2.4- MODO DE PRODUÇÃO FEUDAL: A sociedade feudal era constituída pelos senhores x servos. Os servos não eram escravos de seus senhores, pois não era propriedade deles. Eles apenas os serviam em troca de casa e comida. Trabalhavam um pouco para o seu senhor e outro pouco para eles mesmos. Num determinado momento, as relações feudais começaram a dificultar o desenvolvimento das forças produtivas. Como a exploração sobre os servos no campo aumentava, o rendimento da agricultura era cada vez mais baixo. Na cidade, o crescimento da produtividade dos artesãos era freado pelos regulamentos existentes e o próprio crescimento das cidades era impedido pela ordem feudal. Já começava a aparecer às relações capitalistas de produção.
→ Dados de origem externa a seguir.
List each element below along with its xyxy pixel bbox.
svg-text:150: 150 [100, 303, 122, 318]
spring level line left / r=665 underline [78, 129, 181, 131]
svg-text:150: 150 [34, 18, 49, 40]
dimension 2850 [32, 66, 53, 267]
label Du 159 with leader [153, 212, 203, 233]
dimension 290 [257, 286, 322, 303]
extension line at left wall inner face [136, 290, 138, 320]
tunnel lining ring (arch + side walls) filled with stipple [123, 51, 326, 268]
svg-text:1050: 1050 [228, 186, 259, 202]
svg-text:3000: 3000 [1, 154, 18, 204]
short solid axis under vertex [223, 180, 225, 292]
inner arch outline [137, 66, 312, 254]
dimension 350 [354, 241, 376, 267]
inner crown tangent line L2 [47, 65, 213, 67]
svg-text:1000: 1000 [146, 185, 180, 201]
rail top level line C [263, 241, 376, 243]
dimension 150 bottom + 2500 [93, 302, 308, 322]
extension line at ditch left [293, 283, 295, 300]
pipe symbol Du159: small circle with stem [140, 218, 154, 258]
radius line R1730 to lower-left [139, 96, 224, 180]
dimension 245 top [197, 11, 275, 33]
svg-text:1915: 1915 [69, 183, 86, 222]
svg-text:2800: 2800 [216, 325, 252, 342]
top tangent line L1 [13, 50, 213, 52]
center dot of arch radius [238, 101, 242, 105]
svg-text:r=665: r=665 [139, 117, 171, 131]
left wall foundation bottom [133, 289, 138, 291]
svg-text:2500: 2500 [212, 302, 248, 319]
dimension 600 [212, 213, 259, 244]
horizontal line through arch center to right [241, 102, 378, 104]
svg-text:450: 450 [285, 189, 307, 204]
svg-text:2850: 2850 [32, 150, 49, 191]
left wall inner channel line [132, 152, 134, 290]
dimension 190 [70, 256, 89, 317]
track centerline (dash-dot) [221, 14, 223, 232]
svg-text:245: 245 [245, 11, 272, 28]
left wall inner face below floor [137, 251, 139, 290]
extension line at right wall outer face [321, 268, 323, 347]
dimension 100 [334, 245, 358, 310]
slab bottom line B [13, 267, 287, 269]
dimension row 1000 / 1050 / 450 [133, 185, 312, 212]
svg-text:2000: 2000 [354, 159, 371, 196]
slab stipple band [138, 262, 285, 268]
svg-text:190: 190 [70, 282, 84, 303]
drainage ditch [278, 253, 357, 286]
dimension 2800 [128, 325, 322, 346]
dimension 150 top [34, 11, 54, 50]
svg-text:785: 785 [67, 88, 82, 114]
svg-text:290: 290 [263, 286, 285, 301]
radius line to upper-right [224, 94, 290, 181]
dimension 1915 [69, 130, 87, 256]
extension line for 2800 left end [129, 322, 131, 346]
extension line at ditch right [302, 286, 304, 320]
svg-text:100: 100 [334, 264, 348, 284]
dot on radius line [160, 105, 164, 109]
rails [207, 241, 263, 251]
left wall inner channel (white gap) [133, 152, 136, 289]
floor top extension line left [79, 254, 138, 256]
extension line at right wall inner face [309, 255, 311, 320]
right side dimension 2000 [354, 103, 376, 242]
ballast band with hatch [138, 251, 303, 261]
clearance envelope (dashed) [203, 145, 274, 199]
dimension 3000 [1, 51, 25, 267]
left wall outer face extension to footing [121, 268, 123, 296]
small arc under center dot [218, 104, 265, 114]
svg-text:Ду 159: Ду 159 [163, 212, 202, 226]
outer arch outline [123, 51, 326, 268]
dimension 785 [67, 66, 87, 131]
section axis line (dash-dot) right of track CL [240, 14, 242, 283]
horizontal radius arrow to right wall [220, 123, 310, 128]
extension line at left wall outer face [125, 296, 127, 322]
2.5- MODO DE PRODUÇÃO CAPITALISTA: O que caracteriza o modo de produção capitalista são as relações assalariadas de produção (trabalho assalariado). As relações de produção capitalistas baseiam-se na propriedade privada dos meios de produção pela burguesia, que substituiu a propriedade feudal, e no trabalho assalariado, que substituiu o trabalho servil do feudalismo. O capitalismo é movido por lucros, portanto temos duas classes sociais: a burguesia e os trabalhadores assalariados.

O CAPITALISMO COMPREENDE QUATRO ETAPAS:

2.6- PRÉ-CAPITALISMO: o modo de produção feudal ainda predomina, mas já se desenvolvem relações capitalistas.

2.7- CAPITALISMO COMERCIAL: a maior parte dos lucros concentra-se nas mãos dos comerciantes, que constituem a camada hegemônica da sociedade; o trabalho assalariado torna-se mais comum.

2.8- CAPITALISMO INDUSTRIAL: com a revolução industrial, o capital passa a ser investido basicamente nas indústrias, que se torna a atividade econômica mais importante; o trabalho assalariado firma-se definitivamente.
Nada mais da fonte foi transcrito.